# The Simulation and Realization of Input-Buffer Scheduling Algorithm in Satellite Switching System

Yi Zhang, Quan Zhou, Jun Li, and Yanlang Hu

Abstract—Scheduling algorithm is a key technology in satellite switching system with input-buffer. In this paper, a new scheduling algorithm and its realization are proposed. Based on Crossbar switching fabric, the algorithm adopts serial scheduling strategy and adjusts the output port arbitrating strategy for the better equity of every port. Consequently, it increases the matching probability. The algorithm can greatly reduce the scheduling delay and cell loss rate. The analysis and simulation results by OPNET show that the proposed algorithm has the better performance than others in average delay and cell loss rate, and has the equivalent complexity. On the basis of these results, the hardware realization and simulation based on FPGA are completed, which validate the feasibility of the new scheduling algorithm.

**Keywords**—Scheduling algorithm, input-buffer, serial scheduling, hardware design.

#### I. INTRODUCTION

ONBOARD switching is the development trends of satellite communication.

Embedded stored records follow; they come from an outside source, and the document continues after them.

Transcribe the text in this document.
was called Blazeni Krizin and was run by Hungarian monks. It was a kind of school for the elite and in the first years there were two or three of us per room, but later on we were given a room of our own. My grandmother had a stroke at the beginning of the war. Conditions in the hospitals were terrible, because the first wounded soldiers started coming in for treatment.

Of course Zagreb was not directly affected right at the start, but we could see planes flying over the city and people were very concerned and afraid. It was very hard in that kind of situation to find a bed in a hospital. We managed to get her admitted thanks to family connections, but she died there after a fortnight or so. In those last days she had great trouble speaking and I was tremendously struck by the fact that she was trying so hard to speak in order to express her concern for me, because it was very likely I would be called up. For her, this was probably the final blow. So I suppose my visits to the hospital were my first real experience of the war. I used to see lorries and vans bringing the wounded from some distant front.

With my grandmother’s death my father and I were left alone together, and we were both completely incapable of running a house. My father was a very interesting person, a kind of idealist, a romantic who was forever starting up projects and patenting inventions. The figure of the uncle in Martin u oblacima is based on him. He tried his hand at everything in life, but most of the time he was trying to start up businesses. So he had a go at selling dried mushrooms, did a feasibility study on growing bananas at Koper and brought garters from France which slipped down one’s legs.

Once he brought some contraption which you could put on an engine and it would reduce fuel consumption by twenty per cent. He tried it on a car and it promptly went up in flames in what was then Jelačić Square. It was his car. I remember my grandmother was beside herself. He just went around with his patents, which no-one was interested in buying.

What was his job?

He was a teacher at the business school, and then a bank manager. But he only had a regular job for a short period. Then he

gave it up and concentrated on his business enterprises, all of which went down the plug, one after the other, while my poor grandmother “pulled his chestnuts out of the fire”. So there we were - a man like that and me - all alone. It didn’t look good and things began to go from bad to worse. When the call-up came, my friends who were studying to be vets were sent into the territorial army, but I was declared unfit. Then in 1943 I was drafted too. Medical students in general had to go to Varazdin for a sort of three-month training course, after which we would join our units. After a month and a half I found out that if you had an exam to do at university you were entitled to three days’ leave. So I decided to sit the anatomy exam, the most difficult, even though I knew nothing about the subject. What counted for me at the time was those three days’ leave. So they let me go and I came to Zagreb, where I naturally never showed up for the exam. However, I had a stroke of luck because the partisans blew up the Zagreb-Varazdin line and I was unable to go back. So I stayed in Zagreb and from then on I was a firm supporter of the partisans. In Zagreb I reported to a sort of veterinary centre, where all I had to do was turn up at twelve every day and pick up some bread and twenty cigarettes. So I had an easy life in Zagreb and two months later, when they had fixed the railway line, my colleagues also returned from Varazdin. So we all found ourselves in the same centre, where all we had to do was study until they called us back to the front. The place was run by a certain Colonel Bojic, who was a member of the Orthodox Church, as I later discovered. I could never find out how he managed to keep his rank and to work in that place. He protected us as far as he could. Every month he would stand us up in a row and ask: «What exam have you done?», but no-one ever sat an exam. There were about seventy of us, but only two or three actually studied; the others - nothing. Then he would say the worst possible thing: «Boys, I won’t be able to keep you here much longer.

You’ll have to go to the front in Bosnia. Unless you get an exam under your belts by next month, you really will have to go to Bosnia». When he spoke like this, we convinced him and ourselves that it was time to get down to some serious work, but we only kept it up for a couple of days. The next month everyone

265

Satellite can complete the data switch among multibeams by the switching technology, which satisfies the communication of different ground stations and consists the space-earth integration wireless communication network. Consequently, the satellite switching will greatly accelerate the development of satellite communication. At the present time, there are onboard switching and routing unit in the broadband satellite [1], [2].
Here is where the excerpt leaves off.